Such intangible associations aside, however, it is clear that the fame of Epaminondas has suffered through the relative insignificance of the epoch in which he lived. Historians, by common consent, give him a foremost place among the great Greeks; yet to the generality of readers, to whom such names as Themistocles, Pericles, and Alexander are household words, the name of Epaminondas is almost unknown. This neglect was inevitable, for the events in which this latter hero figured were the events of the declining years of a great nation; events which, far from telling for the up-building of Grecian power, were merely the last preparatory stages for the final overthrow. It seems strange to reflect that the period that intervened between the close of the Peloponnesian War and the final conquest of Greece by Philip of Macedon is a longer period than the entire stretch of the age of Pericles. It was an epoch separated from that golden period of Grecian culture only by the lapse of a single generation; yet how strangely different is the import that it bears to after generations. The proud Athens is now the home of a broken and dispirited people. Sparta, after a brief moment of glory, has been laid in the dust. The ascent of Thebes is no more rocket-like than its descent.
When looking on this period one feels that already Greece has ceased to exist, and yet one may well doubt whether any contemporary citizen, say of Athens, could at all have realised the enormous change that had come over the spirit and status of the Greek race. There were still great men in Athens. Perhaps it may have seemed to the Athenian of that day that great men were as numerous as they had ever been. Euripides and Sophocles had left no worthy successors, to be sure; but Aristophanes lived well on into the later period, and in the field of art Praxiteles may easily have seemed to contemporary judgment the peer of Phidias, while in the field of philosophy and science there were such names as Plato, and Aristotle, and Xenophon, and in oratory there was no name in the previous epoch to rival that of Demosthenes.
Such names as these show that Greek genius did not die out in a single hour. A nation once grown to greatness cannot be overthrown in a single generation, unless its entire population be destroyed or scattered as was that of Nineveh. Yet it is none the less certain that Athenian culture was now in its time of decay, however little patency that fact may have had to the contemporary witness. And in looking back, with all that one has learned of the seemingly fixed limits of national existence through study of other peoples, one is forced to the conclusion that perhaps it did not greatly matter that the sturdy Macedonian from the north should have swept down and stamped out the last spark of Athenian power.

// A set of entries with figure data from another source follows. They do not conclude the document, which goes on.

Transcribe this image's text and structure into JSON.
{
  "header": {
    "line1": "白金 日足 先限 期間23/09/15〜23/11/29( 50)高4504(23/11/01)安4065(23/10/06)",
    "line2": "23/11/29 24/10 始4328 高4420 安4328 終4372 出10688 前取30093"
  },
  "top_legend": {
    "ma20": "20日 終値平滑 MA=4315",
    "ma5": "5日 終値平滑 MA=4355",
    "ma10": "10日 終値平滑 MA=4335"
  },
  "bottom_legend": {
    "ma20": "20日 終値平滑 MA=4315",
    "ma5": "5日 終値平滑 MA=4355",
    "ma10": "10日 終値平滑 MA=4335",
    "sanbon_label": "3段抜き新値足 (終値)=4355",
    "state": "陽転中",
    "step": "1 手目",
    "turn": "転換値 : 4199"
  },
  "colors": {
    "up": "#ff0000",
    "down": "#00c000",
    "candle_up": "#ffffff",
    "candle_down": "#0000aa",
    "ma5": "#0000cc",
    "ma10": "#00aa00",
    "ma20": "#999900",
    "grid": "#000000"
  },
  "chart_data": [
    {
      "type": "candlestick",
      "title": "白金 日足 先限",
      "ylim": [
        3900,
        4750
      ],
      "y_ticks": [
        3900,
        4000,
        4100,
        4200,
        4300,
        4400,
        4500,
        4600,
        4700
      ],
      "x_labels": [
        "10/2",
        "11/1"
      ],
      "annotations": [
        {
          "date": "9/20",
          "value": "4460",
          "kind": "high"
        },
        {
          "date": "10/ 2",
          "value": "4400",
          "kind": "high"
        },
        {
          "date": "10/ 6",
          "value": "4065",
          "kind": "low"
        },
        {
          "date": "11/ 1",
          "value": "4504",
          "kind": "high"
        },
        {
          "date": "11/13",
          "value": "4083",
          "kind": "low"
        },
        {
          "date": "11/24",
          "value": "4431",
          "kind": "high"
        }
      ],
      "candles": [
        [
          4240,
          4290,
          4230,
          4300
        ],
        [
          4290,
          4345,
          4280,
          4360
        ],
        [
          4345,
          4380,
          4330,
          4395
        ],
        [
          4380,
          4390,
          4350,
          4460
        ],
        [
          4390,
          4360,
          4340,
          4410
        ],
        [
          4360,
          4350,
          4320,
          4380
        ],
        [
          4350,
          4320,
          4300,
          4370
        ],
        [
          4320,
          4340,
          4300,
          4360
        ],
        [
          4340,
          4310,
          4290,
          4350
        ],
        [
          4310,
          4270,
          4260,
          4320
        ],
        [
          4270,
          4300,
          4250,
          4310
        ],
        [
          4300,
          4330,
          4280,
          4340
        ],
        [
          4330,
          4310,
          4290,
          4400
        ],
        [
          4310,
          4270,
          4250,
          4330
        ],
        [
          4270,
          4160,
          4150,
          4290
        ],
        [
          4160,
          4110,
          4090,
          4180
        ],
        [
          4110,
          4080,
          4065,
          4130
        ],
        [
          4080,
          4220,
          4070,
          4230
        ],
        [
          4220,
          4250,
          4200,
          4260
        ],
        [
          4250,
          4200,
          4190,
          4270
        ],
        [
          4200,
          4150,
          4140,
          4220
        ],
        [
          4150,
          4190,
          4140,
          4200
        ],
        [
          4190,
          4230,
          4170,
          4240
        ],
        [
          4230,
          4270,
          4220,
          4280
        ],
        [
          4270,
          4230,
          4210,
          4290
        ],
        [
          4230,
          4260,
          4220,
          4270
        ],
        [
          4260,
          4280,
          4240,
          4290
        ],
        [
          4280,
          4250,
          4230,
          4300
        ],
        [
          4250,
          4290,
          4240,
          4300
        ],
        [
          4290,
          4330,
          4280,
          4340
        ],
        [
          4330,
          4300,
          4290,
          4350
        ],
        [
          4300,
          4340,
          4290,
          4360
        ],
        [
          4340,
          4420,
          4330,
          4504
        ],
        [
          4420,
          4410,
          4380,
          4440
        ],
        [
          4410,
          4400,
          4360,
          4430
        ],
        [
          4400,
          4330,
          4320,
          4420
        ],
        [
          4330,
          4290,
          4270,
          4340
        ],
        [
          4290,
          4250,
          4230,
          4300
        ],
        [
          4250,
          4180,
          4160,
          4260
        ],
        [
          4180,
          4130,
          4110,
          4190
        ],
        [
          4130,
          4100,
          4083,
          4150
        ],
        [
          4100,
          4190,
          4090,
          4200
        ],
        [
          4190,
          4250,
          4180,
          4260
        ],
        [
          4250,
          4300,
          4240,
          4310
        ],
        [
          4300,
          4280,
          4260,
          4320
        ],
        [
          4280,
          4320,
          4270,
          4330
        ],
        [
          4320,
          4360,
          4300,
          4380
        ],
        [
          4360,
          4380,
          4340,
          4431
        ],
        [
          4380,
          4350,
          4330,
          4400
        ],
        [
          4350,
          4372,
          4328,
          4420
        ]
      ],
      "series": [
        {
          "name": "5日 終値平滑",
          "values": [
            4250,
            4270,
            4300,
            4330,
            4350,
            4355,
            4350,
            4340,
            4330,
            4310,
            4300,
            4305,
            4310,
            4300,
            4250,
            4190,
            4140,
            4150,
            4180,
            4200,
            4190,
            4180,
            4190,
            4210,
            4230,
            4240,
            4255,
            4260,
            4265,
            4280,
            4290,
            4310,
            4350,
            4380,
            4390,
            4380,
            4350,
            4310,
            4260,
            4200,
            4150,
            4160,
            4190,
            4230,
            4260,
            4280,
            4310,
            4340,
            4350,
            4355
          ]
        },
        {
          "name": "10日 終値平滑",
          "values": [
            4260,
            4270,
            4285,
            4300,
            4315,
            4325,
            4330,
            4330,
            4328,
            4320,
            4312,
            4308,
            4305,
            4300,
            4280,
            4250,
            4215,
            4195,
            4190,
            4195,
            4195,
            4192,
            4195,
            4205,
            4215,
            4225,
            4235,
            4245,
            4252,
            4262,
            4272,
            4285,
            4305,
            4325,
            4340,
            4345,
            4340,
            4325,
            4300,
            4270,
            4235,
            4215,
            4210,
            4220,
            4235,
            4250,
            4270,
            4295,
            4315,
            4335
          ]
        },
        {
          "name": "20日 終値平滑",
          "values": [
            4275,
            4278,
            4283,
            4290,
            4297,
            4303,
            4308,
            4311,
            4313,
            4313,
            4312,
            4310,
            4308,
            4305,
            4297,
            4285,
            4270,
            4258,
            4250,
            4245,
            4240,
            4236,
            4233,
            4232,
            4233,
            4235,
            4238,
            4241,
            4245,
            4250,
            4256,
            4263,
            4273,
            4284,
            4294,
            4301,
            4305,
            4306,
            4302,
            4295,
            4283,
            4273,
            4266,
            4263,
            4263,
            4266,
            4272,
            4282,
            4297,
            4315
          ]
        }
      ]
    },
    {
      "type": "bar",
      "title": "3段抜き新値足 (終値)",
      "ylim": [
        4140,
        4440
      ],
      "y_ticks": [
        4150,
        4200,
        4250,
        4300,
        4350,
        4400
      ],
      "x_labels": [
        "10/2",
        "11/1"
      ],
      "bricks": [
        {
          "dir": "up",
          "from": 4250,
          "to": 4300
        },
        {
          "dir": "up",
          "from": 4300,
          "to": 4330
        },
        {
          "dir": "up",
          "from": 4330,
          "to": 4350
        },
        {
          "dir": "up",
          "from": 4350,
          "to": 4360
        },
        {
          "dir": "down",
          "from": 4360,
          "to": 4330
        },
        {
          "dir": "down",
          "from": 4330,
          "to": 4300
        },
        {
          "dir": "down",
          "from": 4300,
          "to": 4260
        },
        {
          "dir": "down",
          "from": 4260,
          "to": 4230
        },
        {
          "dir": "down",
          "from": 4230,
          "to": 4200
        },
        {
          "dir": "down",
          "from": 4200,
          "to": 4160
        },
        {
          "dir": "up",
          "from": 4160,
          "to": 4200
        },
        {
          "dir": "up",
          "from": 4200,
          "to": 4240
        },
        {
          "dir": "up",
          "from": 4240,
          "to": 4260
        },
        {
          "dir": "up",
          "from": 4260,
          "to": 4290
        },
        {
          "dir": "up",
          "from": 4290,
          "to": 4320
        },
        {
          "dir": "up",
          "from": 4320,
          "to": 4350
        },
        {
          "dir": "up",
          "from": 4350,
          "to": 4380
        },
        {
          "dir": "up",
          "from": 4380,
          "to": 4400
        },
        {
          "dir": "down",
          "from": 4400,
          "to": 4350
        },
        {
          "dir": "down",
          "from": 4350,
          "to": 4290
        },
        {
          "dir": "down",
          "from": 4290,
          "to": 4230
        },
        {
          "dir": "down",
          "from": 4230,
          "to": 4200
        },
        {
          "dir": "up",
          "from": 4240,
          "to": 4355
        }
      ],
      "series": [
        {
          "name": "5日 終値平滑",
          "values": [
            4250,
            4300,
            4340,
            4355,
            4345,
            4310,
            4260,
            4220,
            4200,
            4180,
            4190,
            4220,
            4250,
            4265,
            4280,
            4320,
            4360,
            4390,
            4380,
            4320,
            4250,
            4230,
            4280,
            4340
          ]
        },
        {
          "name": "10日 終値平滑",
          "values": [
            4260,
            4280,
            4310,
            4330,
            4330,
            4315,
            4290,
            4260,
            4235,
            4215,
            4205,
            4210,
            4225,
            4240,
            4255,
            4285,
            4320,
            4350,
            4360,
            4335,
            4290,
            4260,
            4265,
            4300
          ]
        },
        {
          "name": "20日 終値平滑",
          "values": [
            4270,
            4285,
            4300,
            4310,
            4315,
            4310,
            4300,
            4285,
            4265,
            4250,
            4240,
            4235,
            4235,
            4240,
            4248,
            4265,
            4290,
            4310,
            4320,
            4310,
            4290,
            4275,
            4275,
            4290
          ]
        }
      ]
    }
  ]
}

The condition of Greece at this time shows that, during the long convulsions, all the old sentiments and associations had been lost, and that Greece had now come to a point at which most of the states could not exist without a protector. It required that fearful training which the Greeks had to submit to for nearly a whole century, before they became capable of living under a really free federal constitution like that of the Achæan League: a firm union into one whole, when the isolated existence of the separate states had become a matter of impossibility. The state of Greece was indescribably sad, and the most atrocious scenes occurred everywhere.
The Spartans might now have enjoyed peace; but they were still incorrigible. When pressed by great difficulties, they always signed the treaties; but when they were out of danger, and the treaties had to be carried into effect, they felt uneasy; they could never prevail upon themselves to exercise self-control, or to give up anything. The Thebans seemed to be ready to accede to the peace; but the Spartans still insisted upon the necessity of Thebes separating from Bœotia, although they had not undertaken the guarantee of the peace; in the Peace of Antalcidas they had done so, but this was not the case now. King Cleombrotus was stationed with an army in Phocis; that army ought now to have been disbanded, and this was the opinion of a few sensible men; but the majority thought that it should be employed in compelling the Thebans to set the Bœotians free. The ruling party at Sparta now hoped to be able to compel Thebes, which was forsaken by all the other Greeks, without any difficulty, especially as some of the Bœotian towns, such as Orchomenos, sided with Sparta. Orchomenos was still dreaming of her ancient splendour and glory, and of the mythical times when Thebes was separated from Bœotia, when Orchomenos was the most powerful city, and Thebes paid tribute to her. These recollections were cherished by the Orchomenians with great and fond partiality; just as if Amalfi wished at present to re-establish the claims of its ancient greatness.